If you’re just starting out, and you’re unsure of the chemical history of your soil, or you’re opting for container gardens, consider buying organic soil from a trusted supplier. Packaged potting soil from a garden center may well be better than the soil in a chemically treated lawn. But if you’re looking for soil you’d trust to grow food for yourself and your family, check the label for the word “organic.”

And don’t forget to start your own compost bin. Leftover food scraps mixed with yard waste will create all the fertile soil you will need in time. We have already written about the value of the red worm and the advantages of vermiculture. But be warned, red wrigglers cannot survive outside in an open-air compost heap. You will need a covered wooden box or bucket to house them.

Why Plant a Garden?

Starting with small plants speeds the time to harvest. Photo: © Diana

With the extra effort it takes to plant, sow, and tend a garden, why do it? I can think of several good reasons. Maybe you have others to add.

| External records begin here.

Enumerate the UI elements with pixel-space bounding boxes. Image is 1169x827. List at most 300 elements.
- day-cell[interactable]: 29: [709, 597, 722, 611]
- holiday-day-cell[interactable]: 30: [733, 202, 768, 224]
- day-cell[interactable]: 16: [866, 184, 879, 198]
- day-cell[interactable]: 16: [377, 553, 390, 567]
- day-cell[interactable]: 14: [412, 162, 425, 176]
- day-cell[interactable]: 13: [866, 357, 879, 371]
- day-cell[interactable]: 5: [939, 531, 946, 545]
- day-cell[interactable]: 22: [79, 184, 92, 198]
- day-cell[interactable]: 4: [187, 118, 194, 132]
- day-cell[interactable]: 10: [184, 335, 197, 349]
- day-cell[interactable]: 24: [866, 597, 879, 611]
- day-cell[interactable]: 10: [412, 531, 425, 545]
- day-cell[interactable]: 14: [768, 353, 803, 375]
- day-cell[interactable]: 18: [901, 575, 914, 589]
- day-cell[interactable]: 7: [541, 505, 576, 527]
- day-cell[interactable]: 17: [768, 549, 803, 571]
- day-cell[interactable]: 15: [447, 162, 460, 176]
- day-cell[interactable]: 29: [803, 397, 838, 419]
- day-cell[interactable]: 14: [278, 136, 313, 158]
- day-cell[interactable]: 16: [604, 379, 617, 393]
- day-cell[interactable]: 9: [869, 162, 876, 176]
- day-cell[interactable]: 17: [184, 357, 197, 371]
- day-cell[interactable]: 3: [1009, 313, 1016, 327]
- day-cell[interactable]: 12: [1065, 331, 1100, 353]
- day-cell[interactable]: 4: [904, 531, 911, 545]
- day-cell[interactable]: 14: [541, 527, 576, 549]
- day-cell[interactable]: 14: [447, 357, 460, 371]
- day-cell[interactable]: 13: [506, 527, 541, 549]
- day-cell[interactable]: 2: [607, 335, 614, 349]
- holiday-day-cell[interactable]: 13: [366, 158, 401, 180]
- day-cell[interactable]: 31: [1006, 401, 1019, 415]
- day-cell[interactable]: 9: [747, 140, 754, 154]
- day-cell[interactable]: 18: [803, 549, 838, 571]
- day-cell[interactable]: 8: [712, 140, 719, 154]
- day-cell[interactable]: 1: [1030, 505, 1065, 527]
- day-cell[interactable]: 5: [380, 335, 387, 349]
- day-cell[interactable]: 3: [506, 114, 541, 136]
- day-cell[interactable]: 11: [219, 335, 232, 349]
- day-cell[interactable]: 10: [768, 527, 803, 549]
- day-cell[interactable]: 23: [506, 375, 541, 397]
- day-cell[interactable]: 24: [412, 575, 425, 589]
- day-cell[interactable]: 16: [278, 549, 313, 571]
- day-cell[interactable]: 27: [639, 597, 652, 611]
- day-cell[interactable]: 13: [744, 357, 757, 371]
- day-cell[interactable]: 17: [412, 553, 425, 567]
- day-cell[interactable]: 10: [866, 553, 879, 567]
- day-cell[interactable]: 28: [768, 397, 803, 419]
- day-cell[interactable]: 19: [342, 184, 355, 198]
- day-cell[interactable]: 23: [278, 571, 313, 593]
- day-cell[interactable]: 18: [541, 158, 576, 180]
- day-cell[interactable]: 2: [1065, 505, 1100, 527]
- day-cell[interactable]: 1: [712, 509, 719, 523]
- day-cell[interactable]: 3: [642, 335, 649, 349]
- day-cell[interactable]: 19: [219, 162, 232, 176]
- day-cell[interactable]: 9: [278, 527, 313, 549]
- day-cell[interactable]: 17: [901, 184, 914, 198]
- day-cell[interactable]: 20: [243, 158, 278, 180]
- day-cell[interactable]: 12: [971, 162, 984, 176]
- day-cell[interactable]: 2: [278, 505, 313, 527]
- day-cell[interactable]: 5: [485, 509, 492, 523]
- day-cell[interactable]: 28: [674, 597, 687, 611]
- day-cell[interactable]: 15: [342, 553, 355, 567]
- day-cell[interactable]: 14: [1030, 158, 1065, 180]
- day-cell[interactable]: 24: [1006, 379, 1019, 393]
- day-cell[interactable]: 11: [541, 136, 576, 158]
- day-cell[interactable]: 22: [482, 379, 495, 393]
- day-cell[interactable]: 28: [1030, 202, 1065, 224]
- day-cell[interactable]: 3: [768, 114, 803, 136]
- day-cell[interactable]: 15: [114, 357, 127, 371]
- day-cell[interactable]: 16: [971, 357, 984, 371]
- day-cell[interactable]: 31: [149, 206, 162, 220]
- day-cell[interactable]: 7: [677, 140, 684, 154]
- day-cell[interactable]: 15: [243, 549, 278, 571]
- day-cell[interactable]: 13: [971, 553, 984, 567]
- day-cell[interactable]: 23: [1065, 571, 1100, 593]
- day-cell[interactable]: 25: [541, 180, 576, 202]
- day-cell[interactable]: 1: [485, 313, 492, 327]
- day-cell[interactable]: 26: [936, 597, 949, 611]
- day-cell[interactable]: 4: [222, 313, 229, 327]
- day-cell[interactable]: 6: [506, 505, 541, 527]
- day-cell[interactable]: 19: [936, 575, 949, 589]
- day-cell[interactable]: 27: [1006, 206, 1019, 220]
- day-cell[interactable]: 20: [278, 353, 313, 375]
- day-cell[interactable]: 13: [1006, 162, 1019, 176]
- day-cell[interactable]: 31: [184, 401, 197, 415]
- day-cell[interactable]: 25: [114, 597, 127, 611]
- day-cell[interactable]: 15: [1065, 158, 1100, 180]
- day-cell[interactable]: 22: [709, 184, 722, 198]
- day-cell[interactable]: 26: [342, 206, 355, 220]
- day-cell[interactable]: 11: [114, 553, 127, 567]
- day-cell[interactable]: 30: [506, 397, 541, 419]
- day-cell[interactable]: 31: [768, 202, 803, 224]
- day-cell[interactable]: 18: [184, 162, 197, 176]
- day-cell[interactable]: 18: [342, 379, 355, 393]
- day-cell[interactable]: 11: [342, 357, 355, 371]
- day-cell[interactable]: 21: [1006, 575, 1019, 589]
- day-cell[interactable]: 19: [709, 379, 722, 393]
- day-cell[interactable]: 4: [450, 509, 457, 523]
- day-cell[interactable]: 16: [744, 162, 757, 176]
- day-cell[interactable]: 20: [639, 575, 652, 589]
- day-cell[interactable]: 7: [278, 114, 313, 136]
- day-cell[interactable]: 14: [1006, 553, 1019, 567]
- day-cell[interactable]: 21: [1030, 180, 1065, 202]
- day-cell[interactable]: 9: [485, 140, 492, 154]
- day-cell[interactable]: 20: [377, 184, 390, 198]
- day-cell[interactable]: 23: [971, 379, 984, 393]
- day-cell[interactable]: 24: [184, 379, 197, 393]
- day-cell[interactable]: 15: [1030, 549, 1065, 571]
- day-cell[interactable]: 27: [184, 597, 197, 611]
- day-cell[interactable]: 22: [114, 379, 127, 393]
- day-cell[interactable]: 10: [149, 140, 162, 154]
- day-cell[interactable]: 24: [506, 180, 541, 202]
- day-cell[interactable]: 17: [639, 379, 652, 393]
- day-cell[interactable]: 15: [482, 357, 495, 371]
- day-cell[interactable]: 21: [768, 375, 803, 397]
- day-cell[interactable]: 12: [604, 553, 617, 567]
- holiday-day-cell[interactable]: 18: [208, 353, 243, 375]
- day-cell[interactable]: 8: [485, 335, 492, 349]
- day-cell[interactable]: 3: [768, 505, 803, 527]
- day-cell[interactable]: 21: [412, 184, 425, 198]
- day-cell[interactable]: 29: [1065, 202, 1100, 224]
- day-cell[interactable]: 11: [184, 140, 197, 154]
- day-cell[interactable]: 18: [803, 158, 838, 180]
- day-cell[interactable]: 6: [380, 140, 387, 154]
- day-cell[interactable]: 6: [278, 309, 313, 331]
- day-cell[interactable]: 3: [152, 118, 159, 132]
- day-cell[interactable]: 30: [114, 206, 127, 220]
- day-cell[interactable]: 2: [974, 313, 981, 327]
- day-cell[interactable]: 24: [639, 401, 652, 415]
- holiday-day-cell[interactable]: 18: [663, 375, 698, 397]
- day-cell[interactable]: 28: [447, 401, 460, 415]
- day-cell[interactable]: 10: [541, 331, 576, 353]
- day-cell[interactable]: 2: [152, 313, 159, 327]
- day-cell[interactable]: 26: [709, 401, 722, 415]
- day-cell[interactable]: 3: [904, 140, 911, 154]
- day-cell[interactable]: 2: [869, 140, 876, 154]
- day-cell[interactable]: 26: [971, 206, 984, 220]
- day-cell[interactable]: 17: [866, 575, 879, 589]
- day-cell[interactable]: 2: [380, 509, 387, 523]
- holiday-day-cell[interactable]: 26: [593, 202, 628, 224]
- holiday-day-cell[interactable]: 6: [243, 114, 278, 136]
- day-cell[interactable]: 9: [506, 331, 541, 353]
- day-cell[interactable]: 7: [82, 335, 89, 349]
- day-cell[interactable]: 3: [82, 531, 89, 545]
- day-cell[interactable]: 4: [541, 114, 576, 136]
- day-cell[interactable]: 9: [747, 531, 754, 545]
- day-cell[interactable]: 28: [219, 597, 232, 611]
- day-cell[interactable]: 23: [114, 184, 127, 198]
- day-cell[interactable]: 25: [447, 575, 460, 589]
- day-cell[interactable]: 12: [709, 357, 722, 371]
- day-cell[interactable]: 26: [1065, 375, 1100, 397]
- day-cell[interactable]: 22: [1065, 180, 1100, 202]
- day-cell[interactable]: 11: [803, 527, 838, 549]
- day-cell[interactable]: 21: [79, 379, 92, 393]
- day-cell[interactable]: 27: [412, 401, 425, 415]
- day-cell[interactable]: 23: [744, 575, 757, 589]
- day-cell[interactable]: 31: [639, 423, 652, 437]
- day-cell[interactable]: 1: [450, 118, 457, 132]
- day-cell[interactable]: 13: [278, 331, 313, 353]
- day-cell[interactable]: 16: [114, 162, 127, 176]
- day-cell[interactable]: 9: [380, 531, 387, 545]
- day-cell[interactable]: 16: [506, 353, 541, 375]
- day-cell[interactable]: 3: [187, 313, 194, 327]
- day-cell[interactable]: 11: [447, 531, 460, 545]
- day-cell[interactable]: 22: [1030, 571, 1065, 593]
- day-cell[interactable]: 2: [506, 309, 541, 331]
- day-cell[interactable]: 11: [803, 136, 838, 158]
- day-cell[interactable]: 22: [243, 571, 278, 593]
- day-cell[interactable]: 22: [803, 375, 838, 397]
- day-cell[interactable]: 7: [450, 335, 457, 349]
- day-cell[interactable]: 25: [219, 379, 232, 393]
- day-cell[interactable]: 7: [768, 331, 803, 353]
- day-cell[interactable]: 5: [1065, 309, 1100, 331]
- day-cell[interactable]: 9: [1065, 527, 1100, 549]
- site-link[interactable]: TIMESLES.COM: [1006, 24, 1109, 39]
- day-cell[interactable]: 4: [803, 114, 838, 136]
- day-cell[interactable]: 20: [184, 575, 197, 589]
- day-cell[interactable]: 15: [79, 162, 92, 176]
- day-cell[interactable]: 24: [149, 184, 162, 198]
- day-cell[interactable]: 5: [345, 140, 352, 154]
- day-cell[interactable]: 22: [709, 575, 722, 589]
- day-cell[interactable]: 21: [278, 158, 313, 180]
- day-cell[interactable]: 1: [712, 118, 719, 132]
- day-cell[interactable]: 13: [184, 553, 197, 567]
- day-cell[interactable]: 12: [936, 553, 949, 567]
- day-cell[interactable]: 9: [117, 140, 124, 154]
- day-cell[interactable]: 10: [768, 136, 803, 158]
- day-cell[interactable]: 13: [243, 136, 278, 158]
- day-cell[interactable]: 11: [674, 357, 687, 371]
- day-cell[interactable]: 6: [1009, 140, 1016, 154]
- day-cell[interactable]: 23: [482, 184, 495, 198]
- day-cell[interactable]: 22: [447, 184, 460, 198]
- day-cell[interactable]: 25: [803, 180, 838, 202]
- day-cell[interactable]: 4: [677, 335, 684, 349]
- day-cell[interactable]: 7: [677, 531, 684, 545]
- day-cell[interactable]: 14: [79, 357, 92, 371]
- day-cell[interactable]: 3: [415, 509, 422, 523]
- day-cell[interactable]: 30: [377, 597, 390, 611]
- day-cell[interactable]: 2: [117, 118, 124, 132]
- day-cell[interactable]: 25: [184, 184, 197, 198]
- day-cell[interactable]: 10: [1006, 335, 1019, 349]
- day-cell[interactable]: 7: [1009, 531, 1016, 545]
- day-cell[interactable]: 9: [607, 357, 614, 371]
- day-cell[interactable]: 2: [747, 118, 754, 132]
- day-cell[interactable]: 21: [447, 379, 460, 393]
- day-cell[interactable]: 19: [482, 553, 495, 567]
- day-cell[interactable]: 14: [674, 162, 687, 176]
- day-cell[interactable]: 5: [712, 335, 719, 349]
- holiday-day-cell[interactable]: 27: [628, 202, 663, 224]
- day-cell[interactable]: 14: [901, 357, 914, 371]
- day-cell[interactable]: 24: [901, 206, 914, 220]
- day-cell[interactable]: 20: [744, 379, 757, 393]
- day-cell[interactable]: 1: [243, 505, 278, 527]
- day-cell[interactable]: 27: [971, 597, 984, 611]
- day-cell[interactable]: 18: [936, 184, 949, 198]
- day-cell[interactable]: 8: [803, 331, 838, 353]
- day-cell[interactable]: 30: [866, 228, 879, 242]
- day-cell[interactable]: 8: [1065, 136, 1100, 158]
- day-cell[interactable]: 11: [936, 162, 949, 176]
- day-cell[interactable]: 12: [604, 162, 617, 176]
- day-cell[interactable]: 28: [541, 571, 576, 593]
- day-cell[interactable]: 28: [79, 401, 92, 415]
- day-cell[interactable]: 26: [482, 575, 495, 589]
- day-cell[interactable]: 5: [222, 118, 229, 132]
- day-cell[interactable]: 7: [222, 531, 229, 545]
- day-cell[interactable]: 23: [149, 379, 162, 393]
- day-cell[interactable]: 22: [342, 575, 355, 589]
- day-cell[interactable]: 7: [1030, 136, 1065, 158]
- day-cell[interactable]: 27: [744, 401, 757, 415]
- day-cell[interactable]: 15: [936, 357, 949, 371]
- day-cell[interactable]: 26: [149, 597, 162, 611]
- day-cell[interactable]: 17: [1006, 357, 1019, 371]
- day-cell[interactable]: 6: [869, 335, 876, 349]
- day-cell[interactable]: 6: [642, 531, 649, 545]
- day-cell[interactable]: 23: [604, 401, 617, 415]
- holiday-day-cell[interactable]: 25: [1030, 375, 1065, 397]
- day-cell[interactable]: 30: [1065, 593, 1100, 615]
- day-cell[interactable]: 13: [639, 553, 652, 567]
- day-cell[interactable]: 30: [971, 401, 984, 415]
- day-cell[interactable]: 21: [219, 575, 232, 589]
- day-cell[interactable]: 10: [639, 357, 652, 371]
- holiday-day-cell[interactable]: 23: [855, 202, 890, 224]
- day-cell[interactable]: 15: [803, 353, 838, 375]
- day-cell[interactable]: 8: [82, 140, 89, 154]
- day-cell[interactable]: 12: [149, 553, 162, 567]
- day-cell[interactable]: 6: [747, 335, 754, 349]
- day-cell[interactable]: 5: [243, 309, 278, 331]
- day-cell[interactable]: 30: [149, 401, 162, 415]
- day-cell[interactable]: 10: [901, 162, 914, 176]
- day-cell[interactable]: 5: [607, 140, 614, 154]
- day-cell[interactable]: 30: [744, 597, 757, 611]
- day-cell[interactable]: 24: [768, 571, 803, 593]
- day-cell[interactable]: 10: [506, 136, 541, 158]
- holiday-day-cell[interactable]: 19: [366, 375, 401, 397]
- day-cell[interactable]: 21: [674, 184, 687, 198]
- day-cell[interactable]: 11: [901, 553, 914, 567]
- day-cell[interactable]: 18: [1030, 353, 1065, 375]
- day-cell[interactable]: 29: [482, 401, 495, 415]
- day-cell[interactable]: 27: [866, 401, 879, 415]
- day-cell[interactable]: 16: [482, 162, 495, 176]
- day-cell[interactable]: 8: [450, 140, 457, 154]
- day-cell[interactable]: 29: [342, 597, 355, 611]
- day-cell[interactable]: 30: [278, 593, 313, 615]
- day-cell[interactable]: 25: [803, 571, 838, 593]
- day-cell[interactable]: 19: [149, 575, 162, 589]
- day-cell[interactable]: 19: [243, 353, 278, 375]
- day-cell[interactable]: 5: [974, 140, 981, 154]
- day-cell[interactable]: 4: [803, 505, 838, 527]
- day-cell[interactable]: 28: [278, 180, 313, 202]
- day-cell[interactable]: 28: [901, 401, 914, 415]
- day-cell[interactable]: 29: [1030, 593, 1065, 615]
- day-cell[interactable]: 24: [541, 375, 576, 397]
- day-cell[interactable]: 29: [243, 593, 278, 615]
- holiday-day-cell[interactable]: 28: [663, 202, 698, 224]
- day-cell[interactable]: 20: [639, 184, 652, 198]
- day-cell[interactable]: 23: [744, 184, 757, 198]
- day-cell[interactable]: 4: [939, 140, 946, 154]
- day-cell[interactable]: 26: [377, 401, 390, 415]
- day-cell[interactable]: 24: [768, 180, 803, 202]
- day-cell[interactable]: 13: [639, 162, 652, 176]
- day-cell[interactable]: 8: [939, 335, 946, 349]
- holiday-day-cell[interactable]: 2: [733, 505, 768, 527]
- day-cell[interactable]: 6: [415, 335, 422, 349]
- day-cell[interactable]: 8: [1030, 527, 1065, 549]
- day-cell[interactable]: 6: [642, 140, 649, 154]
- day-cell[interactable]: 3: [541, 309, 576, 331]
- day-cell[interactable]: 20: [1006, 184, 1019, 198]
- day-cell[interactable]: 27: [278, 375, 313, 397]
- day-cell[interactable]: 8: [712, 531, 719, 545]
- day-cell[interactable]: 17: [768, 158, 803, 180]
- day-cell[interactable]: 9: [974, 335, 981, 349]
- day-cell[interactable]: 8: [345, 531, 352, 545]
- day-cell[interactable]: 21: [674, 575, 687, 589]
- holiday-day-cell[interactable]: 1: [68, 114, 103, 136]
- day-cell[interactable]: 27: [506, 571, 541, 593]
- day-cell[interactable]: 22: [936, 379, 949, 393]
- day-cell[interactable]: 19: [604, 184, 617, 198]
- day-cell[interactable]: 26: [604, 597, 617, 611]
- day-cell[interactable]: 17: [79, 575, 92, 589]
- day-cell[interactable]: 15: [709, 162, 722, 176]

  • You know the grower. You’ll have no worries about how wholesome the food is.
  • It’s the epitome of “shop locally.” When you shop in your own garden, you save fuel. Here in Iowa, most of our fruits and vegetables are trucked 1,500 miles before reaching our tables. How far are yours transported? (Can you say, “carbon footprint”?)
  • No mowing! You don’t have to mow the area where you plant your garden. This isn’t a “no-labor” proposition, though, as you’ll get your share of exercise planting and tending your plot.
  • You get to experiment with agriculture on a limited scale. Learn which plants grow well together. Find out firsthand whether the natural pest control suggestions keep aphids in control.
  • If you’ve got kids, it’s a great opportunity for them to learn about the cycle of life and of reaping what you sow.
  • You get to relax a little. Gardening lowers your heart rate and blood pressure. It’s good for you in so many ways.
  • You can see Nature at work. Bees and butterflies are becoming a scarcity today. If they stop by your garden for a visit, you’ll get to watch life replicating itself on a tiny and important scale. You won’t get that experience going to the grocery store.
  • You’ll save money. Sure, you have an initial investment in seeds, a few tools, and water, but the payoff in healthy vegetables (and your health) far outweighs the modest amount you have to invest.

Tips for Beginners

I asked Fred Meyer, founder of Backyard Abundance, an Iowa City group that encourages gardening “in your own backyard,” what a novice should consider when starting a garden. These were his suggestions:

  • Pick an area with a lot of sun.
  • Choose plants that are easy to grow: beets, beans, squash and tomatoes. You can buy starters from greenhouses or at the farmers markets. (In general, bigger seeds mean easier-to-grow plants.)
  • Don’t over till the soil. The best nutrients are at the top.
  • Fertilize with compost, not chemicals. Start your own compost.
  • Control weeds and moisture with mulch, yard clippings, and newspapers.
  • Don’t over water. Water is too precious. Capture your rain water.
  • If you have questions, contact a Master Gardener. Or read the many relevant publications available online.

Over the next few weeks, I’ll be writing about my tiny backyard garden. If you see me on the street, check my fingernails to see how my garden is doing.